Que o falecido fora um trambiqueiro de marca maior, todos sabemos ou, então, aqueles que ainda não sabiam, agora ficaram cientes. Mas não nos atentemos a enxovalhar os que já partiram, mesmo porque o que nos interessa, neste momento, são aqueles dois quadros simetricamente pendurados na parede oposta à grande sala de estar do palacete da esquina.
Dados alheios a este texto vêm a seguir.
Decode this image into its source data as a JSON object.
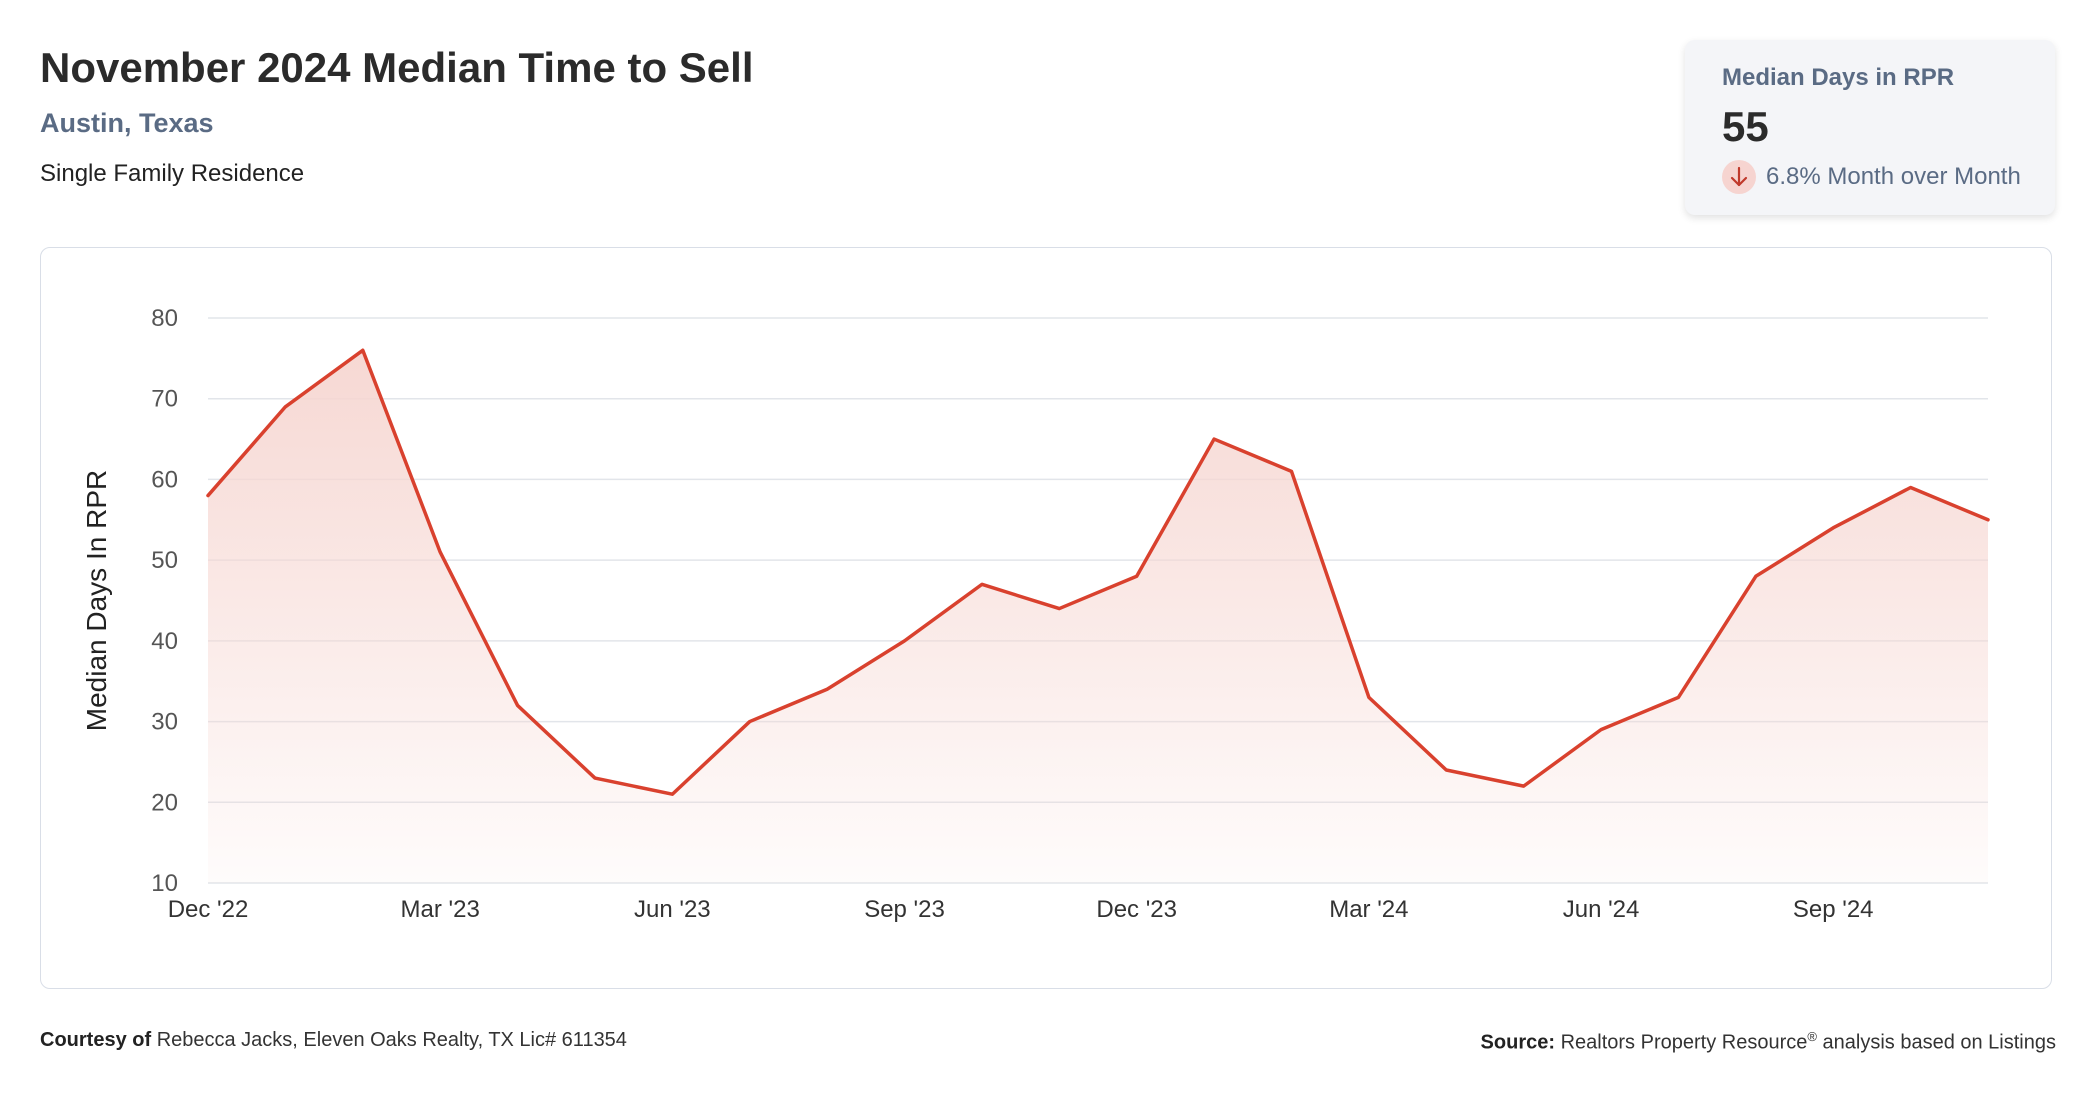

Pois é, tal propriedade passou a ser a moradia de Arlete desde então, que, mês passado, completou 62 anos. Quanto aos quadros, basta um olhar pouco crítico para afirmar categoricamente que não passam de arte vulgar. No entanto, apesar do óbvio, eles têm recebido, desde que me entendo por gente, os mais elevados elogios, inclusive da aristocracia local.
De tão afamadas ficaram essas bugigangas, algum incauto propôs que fossem expostas na sala dos veneráveis vereadores, que já não estão entre nós, ali na respeitável Câmara Municipal. Isso como se já houvesse tido algum político por estas bandas que valesse o sacrifício de se bater um prego naquelas paredes, cansadas de escutarem tantas promessas infrutíferas.
O primeiro quadro era o autorretrato de um tal Juvêncio Badaró. Como sei disso? Bem, é como está escrito, em letras garrafais, abaixo e do lado direito da tela. Data de 1918, local incerto. A pintura me pareceu um imenso borrão, como se a tinta tivesse escorrido sem rumo e se misturado à flagrante falta de talento do artista. Mas, à despeito da minha opinião, ouvi comentários lisonjeiros sobre aquele trambolho. Obviamente, mantive–me calado, pois não sou de escaramuças.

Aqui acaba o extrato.